Support brands supporting workers
Another simple way to fight back is to support ethical brands leading the charge and advocating for female fast fashion workers. When the fast fashion industry sees the consumer turning towards brands slowing fashion down and producing mindfully, they will have to realise it’s time to step up or get left behind.
Here are some of our favourite ethical brands who are spearheading the movement and leading by example in all the fantastic work that they do:
- The R Collective: The R Collective’s womenswear collections are made by reusing rescued excess materials from leading luxury brands and reputable manufacturers. It is a standout brand for labour rights even amongst ethical brands, as it ensures payment of a living wage across its entire supply chain. Scoring ‘Great’ for workers, you can be assured that supporting this brand prioritises the health, safety, and happiness of the overwhelmingly female garment workers behind the scenes.
- Armedangels: As a proud and deserving member of the Fair Wear Foundation, this German brand fights for the improvement and transparency of supply chains and the working conditions for garment workers all around the globe. It also uses eco- and people-friendly GOTS certified organic cotton in its clothes, and ensures payment of a living wage in most of its supply chain.

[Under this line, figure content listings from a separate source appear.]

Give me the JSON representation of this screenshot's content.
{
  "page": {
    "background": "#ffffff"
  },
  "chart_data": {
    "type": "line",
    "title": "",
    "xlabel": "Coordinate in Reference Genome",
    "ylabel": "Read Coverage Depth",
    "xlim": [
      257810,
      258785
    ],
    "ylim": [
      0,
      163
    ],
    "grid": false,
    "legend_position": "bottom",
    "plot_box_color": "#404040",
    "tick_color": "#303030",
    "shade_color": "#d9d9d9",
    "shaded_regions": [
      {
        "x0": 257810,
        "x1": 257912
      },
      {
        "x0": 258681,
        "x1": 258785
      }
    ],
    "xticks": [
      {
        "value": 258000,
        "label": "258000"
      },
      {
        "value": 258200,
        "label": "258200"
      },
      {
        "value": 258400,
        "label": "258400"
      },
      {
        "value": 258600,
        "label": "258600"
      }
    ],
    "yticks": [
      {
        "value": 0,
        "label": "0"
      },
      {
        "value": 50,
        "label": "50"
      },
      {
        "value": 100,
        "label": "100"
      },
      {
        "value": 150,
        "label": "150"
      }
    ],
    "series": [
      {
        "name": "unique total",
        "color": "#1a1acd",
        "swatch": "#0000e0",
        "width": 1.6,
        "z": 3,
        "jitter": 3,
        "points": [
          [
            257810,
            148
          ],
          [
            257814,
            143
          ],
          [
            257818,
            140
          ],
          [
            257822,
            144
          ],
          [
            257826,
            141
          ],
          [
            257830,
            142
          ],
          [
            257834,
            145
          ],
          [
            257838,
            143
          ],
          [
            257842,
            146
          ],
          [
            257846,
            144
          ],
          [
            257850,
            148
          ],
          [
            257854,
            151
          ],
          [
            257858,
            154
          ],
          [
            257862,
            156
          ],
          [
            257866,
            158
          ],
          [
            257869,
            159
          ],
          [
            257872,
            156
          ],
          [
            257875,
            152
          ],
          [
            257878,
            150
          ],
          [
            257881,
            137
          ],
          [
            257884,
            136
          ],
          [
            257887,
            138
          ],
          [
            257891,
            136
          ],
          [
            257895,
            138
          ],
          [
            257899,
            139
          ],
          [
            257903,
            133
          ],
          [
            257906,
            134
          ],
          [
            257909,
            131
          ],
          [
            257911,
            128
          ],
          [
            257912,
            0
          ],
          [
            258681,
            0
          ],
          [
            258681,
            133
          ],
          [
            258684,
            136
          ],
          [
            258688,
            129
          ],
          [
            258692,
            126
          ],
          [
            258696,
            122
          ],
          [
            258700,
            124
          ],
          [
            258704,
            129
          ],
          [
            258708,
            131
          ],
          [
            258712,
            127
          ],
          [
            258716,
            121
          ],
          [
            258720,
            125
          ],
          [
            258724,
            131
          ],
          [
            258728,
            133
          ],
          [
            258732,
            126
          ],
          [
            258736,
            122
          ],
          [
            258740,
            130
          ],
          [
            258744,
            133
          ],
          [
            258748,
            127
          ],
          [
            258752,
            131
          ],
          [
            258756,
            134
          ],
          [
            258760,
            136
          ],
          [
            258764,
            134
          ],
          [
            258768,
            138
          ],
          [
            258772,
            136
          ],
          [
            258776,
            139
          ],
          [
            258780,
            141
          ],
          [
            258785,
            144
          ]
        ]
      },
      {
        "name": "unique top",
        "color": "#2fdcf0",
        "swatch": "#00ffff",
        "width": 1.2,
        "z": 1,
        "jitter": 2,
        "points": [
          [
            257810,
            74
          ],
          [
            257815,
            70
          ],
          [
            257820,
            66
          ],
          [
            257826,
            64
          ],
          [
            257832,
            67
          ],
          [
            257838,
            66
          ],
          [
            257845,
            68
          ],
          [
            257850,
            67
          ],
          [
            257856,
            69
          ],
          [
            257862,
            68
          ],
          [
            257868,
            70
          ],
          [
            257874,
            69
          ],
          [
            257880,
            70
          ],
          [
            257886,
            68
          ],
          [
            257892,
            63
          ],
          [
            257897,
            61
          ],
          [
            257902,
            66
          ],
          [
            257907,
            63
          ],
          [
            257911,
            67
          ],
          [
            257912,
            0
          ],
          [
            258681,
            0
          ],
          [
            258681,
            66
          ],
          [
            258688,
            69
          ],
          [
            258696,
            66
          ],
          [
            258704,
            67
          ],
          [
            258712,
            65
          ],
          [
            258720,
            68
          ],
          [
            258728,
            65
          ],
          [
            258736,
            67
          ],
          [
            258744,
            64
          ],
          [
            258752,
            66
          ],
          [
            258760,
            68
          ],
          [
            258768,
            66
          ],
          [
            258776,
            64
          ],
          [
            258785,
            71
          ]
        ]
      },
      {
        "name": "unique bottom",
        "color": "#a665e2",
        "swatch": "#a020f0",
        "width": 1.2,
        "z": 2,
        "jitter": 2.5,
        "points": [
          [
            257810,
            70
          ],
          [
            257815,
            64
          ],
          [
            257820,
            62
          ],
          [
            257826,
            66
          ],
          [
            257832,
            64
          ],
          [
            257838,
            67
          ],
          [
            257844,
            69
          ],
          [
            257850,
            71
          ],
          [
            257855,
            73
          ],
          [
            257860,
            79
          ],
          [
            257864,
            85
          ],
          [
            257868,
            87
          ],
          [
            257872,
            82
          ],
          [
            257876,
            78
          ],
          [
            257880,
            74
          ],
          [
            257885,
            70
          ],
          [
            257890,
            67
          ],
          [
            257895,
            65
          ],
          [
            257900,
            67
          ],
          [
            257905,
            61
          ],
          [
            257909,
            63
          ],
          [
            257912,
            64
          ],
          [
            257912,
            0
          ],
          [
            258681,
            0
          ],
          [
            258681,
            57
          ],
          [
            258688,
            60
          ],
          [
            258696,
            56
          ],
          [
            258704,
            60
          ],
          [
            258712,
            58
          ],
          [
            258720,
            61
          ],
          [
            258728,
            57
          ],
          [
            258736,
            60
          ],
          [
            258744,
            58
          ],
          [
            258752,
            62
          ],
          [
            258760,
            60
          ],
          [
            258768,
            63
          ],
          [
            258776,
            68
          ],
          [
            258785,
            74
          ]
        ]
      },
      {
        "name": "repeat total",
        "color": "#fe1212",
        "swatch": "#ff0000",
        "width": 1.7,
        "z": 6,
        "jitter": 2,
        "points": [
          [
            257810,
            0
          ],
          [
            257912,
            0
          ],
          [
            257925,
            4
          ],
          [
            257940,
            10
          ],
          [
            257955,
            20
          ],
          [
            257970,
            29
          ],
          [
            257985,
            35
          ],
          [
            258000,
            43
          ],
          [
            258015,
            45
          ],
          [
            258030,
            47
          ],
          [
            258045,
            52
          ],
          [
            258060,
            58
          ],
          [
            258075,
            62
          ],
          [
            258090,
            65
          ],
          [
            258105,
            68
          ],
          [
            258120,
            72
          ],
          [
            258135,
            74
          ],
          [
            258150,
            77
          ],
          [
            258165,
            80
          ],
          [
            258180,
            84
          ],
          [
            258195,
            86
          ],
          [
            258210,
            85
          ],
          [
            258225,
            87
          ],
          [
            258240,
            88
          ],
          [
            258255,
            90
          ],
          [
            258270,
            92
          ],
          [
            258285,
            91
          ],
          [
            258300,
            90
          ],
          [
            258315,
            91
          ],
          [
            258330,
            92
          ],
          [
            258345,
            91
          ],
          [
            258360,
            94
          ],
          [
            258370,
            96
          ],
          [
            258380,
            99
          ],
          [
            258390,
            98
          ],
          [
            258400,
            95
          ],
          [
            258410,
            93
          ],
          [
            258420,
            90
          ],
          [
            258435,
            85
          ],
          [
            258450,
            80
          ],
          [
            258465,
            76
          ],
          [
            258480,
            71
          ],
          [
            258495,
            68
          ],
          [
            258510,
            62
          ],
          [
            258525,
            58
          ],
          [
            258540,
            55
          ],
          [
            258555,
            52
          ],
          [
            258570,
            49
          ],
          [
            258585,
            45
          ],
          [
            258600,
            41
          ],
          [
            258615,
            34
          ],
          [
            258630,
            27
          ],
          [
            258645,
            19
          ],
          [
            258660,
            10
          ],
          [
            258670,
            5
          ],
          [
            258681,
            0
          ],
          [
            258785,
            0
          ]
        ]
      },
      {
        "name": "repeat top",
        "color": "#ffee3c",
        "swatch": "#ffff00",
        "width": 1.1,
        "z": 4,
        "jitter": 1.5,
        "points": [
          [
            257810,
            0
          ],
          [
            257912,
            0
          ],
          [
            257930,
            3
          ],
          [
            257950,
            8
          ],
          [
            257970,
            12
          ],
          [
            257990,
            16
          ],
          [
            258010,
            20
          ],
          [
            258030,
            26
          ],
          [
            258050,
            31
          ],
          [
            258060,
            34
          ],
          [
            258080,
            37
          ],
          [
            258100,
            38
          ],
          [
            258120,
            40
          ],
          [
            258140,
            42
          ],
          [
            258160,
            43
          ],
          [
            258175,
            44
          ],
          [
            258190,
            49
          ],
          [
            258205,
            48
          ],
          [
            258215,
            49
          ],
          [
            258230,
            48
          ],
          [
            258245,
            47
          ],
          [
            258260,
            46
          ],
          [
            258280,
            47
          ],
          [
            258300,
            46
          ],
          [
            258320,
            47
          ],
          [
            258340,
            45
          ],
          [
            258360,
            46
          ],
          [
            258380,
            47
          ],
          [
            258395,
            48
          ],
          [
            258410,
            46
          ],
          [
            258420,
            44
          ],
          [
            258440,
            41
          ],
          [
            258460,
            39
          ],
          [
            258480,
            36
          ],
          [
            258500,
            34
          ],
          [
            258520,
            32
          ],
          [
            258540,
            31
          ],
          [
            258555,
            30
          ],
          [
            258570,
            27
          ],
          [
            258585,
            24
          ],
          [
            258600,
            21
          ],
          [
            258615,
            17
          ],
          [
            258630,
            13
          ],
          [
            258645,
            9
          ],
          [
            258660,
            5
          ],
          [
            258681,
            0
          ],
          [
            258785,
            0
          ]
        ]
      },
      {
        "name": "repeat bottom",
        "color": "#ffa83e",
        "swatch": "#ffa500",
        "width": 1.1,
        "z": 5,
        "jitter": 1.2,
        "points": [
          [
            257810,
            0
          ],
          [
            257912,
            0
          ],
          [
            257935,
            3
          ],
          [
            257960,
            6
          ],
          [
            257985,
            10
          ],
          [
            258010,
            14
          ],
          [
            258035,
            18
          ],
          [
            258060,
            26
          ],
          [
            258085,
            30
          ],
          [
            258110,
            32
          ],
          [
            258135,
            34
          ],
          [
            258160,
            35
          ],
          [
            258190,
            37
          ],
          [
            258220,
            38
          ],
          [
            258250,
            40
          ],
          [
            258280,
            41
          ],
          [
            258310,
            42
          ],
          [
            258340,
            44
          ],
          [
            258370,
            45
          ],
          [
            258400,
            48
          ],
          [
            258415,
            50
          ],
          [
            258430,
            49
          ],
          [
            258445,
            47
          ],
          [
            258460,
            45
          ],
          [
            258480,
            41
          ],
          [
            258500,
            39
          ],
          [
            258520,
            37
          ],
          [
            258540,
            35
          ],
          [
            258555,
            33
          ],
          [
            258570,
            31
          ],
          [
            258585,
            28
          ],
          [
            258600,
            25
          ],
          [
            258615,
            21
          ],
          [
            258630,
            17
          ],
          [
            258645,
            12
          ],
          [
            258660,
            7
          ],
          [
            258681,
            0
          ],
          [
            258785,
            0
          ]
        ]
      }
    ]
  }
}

- Outland Denim: Outland Denim makes premium denim jeans and clothes, and offers ethical employment opportunities for women rescued from human trafficking in Cambodia. This Australian brand was founded as an avenue for the training and employment of women who have experienced sex trafficking.
- Seek Collective: Seek Collective is a US brand of thoughtfully made items with a dedication to transparency, authenticity, craft, and sustainability. Seek is focused on establishing connections between art, product, consumers, process, and makers. Its items are made in India through partnerships with like-minded communities and people, and it ensures payment of a living wage in some of its supply chain.
- Dorsu: Dorsu creates everyday basics and key signature favourites that form the core of any more conscious wardrobe. The brand helps reduce waste in Cambodia by creating clothing from fabric remnants discarded by local garment factories. Its staff are paid a living wage, employed under permanent contracts, and work realistic hours with decent breaks. It also provides its staff with several benefits, including performance-based bonuses, higher rates during overtime, insurance for workplace accidents, and paid leave for sickness, family needs, and holidays.
- Raven + Lily: Raven + Lily, a Texas-based brand, is on a mission to alleviate poverty amongst women by giving them access to a sustainable income. To do this, it works closely with local artisan groups of at-risk women based in countries such as the US, Pakistan, Haiti, Malaysia, and Guatemala. A certified B Corporation, shopping more ethically with Raven + Lily means you’re helping to empower over 1,500 female artisans.
- Mayaniko: Lovingly crafted in Malawi, Mayamiko takes more responsible production to the next level with its unique and beautiful fair trade fashion and accessories. With a stunning mix of modern and traditional textiles and cuts from Africa, Asia, and Italy, this 100% PETA-certified vegan brand should be high on your list for colourful clothes. A leading advocate for better labour rights, the brand has also created the Mayamiko Trust, a charity working in the community to train and empower disadvantaged women. It ensures payment of a living wage in the final stage of production.
- MUD Jeans: A more ethical brand whose Code of Conduct covers all of the ILO Four Fundamental Freedoms. Additionally, it monitors its whole supply chain’s health and safety issues with a third-party audit, traces its entire supply chain, and pays a living wage in some of its supply chain.